Thanksgiving, in short, has become as diverse, complex, and quirky as the American family seated around the dining room table.
These days the historians at the table probably have a soft spot for the heritage turkeys, breeds like the Narrragansetts raised at Springfield Farm in Baltimore County. The bloodlines of these pricey, free-ranging birds can be traced back to flocks that frolicked with the Pilgrims.
The locavores in the clan believe in eating locally-grown, broad-breasted white turkeys as well as produce grown in nearby dirt, some saying their lips will touch nothing grown beyond 100 miles from their homes.

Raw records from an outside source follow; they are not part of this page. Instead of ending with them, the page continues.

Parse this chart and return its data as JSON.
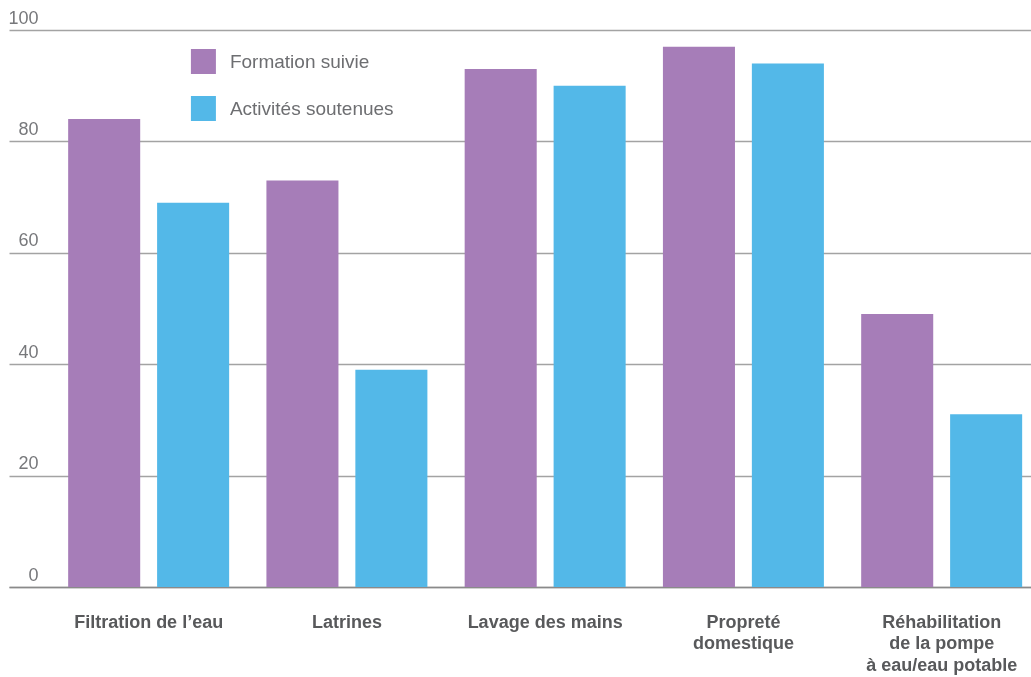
{
  "chart_data": {
    "type": "bar",
    "categories": [
      "Filtration de l’eau",
      "Latrines",
      "Lavage des mains",
      "Propreté\ndomestique",
      "Réhabilitation\nde la pompe\nà eau/eau potable"
    ],
    "series": [
      {
        "name": "Formation suivie",
        "color": "#a67db8",
        "values": [
          84,
          73,
          93,
          97,
          49
        ]
      },
      {
        "name": "Activités soutenues",
        "color": "#53b8e8",
        "values": [
          69,
          39,
          90,
          94,
          31
        ]
      }
    ],
    "ylim": [
      0,
      100
    ],
    "yticks": [
      0,
      20,
      40,
      60,
      80,
      100
    ],
    "grid": "y",
    "legend": "top left"
  }
}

A few years ago, the vegetarians in the family would have felt lonely, but lately their ranks are growing; they now number 3.8 percent of Americans, according to Charles Stahler, head of the Baltimore-based Vegetarian Resource Group. Moreover, he says, the turnout and number of dishes are growing each year at the group's annual all-vegetable pot luck supper held in the North Baltimore Mennonite Church in Roland Park the Sunday before Thanksgiving.
There probably won't be many members of the raw food contingent at the typical Baltimore area Thanksgiving table. This group touts the health benefits of eating uncooked fruit and vegetables. But according to Alissa Cohen, a Boston chef and cookbook author who has trained several Baltimore area residents in the techniques of the cuisine, raw fooders dwell among us. Ms. Cohen,43, says she grew up sitting in front of big turkey but changed her eating habits 20 years ago and this Thanksgiving will preside over a 12-course feast of raw foods at her home. In place of the bird, the main entrée, will be "ravioli," thin slices of turnips stuffed with a pureed mixture of vegetables and fruit.
There has also been a change of tone surrounding Thanksgiving as a number of environmental groups have come up with suggestions for how to lessen the impact of the feast. The leading proposition is replacing the turkey with tofu or vegetables, a non-starter for many households. Other guideposts for greening up Thanksgiving are using cloth rather than paper napkins, cleansing dishes in a dishwasher rather than by hand, and decorating the table with natural materials including using dried tree leaves as place cards.
A favorite suggestion — one that seems to capture the contradiction of the day — came from Plano, Texas. There, where many folks deep-fry their Thanksgiving birds, the city collects the spent cooking oil, converts it to biodiesel and uses it to run some city vehicles.
So too in Baltimore. Willie Pearson, the proprietor of Willie P's, a deep fat turkey frying operation on Maine Avenue in West Baltimore, has been recycling his spent cooking oil for years. Once he has met all his orders for Thanksgiving, Mr. Pearson summons Greenlight Biofuels in Beltsville, and the peanut oil that gave hundreds of Thanksgiving turkeys a crisp skin is converted into biodiesel.
From brown turkey to green fuel, that is Thanksgiving 2010.